By nearly every measure, Norway stands as a remarkably successful nation. It enjoys wealth, a functioning democracy, and relatively low levels of corruption. It isn’t a socialist state, but supporters of a robust welfare system and steep taxes find much to admire in Norway’s thoroughly progressive model. It also benefits from possessing the largest and arguably best-managed sovereign wealth fund in the world.
And yet, Norway nearly ruined its own children.
In 2016, flush with money and progressive ideals, Norway distributed to every child in the country—a starting at age five—an individual iPad or a comparable digital device. A decade later, the next generation of Norwegians is finding reading increasingly difficult. “Around 500,000 Norwegians, in a population of only 5.6 million, cannot read a text message or simple instructions,” reports the Times of London. “Of the 65 countries measured for children’s enjoyment of reading by Pirls (Progress in International Reading Literacy Study), it comes bottom.”
Prime Minister Jonas Gahr Store unveiled a program in August to address the problem. “Norwegian children used to be among the best readers in the world,” he said at the time. “But today, 15,000 pupils finish primary school without being able to read properly.”

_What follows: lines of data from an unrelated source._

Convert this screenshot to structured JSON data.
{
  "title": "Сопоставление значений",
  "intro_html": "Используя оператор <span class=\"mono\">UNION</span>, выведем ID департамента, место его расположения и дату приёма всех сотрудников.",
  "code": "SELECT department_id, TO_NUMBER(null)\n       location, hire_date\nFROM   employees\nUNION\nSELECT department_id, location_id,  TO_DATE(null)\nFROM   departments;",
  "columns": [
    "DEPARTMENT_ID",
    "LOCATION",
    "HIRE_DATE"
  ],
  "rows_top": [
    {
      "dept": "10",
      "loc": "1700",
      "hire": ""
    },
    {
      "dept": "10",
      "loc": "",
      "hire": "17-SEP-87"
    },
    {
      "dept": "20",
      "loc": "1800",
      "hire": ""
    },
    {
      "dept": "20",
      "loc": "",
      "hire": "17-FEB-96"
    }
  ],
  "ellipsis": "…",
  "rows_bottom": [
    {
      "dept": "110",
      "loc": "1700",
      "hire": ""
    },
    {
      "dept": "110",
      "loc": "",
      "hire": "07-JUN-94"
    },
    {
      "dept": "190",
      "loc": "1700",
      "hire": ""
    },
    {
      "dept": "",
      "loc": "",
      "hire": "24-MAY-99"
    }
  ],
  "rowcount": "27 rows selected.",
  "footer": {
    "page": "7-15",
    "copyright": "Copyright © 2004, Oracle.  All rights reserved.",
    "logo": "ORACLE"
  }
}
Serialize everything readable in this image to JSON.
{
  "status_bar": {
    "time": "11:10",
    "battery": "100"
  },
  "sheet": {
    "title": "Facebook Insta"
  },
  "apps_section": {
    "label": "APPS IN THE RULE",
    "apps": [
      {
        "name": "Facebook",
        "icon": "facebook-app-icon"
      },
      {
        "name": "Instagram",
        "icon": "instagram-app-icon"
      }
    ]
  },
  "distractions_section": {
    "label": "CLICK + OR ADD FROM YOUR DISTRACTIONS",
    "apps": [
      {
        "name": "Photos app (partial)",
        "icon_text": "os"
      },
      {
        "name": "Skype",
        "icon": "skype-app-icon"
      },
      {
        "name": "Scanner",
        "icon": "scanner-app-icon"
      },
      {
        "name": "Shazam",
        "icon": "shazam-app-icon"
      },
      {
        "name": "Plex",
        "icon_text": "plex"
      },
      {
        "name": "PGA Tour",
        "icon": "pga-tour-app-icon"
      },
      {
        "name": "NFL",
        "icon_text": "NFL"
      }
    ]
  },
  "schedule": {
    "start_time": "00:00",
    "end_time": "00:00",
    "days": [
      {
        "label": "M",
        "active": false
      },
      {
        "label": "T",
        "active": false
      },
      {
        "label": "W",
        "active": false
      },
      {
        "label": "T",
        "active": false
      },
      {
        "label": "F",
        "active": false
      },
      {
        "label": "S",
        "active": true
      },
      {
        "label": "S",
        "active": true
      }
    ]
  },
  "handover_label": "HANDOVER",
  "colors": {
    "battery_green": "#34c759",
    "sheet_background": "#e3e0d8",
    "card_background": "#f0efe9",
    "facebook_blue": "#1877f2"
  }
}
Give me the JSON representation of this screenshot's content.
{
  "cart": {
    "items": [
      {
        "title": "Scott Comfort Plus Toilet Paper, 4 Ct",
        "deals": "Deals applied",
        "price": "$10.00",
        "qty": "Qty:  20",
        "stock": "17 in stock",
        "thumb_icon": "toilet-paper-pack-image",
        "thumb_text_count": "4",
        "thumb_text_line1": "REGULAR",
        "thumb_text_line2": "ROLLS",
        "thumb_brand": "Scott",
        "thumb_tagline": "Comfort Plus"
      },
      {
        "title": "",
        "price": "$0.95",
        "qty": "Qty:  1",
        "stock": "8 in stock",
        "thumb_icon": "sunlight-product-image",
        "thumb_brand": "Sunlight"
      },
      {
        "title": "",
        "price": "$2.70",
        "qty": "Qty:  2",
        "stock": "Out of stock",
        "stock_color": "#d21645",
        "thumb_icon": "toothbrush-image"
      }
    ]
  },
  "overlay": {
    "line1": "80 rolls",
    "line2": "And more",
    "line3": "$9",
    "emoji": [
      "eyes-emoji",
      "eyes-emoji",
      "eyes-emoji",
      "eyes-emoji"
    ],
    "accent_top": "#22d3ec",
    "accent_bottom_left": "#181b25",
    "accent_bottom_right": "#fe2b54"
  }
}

Now imagine equipping every child with an AI chatbot to answer all of their questions.
I am not a doomsayer when it comes to artificial intelligence. But, given Norway’s experience with iPads—or our own with smartphones—I worry that the broad adoption of AI, especially in schools, could prove very harmful to children.
As a curmudgeon and as a writer, I loathe nearly every cliché about children, even the ones that are true. With that caveat, the simple fact remains that children are the future. They will become the next generation of parents, voters, and citizens. And all of the clichés about how kids learn by doing hold true.
AI removes the doing.
Just as you can’t learn how to ride a bike by reading a book, you can’t gain the benefits of reading by asking AI to read a book for you. The same is true for mathematics, science, computer programming, and nearly every other facet of education.
Our military is the finest and most lethal in the world. But before you learn how to operate a drone or launch a cyberattack, you still must complete basic training.
Education, both at home and in school, is basic training for civilization.
Americans love technology, but not every technological advance is an improvement in every sphere of life. There are machines that can lift weights, but letting a machine lift for you doesn’t count as exercise and doesn’t build your muscles. Relying on a machine to think for you risks mental flabbiness.
Fans of AI dislike this argument. They invoke phrases like “cognitive shift” and “upskilling.” By erasing the drudge work, intelligent systems can enable smart people to be smarter and more productive. There is merit to this when applied to those who already possess high skill levels. But how did those workers become highly skilled in the first place? By doing the work.
Educators learned a similar lesson when cheap calculators became widespread in the 1970s. As problems grew more complex, calculators could help, but you first needed to master the basics. You also needed to learn to think mathematically. AI is essentially a more powerful calculator for nearly all mental tasks. Again, that’s often—but not always—beneficial for adults who grew up in a world before AI.
That’s why I believe education should largely stay in the pre-AI realm. That will be difficult. It will require more memorization, more in-class testing, and an educational establishment capable of resisting the lure of technological fads. If the aim of education is to build muscle memory for how to think and how to do things, letting kids go home and have AI provide the answers is not very different, educationally, from letting them cheat. For the same reason that a robot doing 50 pushups wouldn’t pass a physical-fitness test, having a robot read a book for you shouldn’t be acceptable either.
The point of education in the AI era should not be to teach children how to locate the answers as efficiently as possible, but to equip them to pose the right kinds of questions, including the ability to ask an AI chatbot why it produced the answers it did.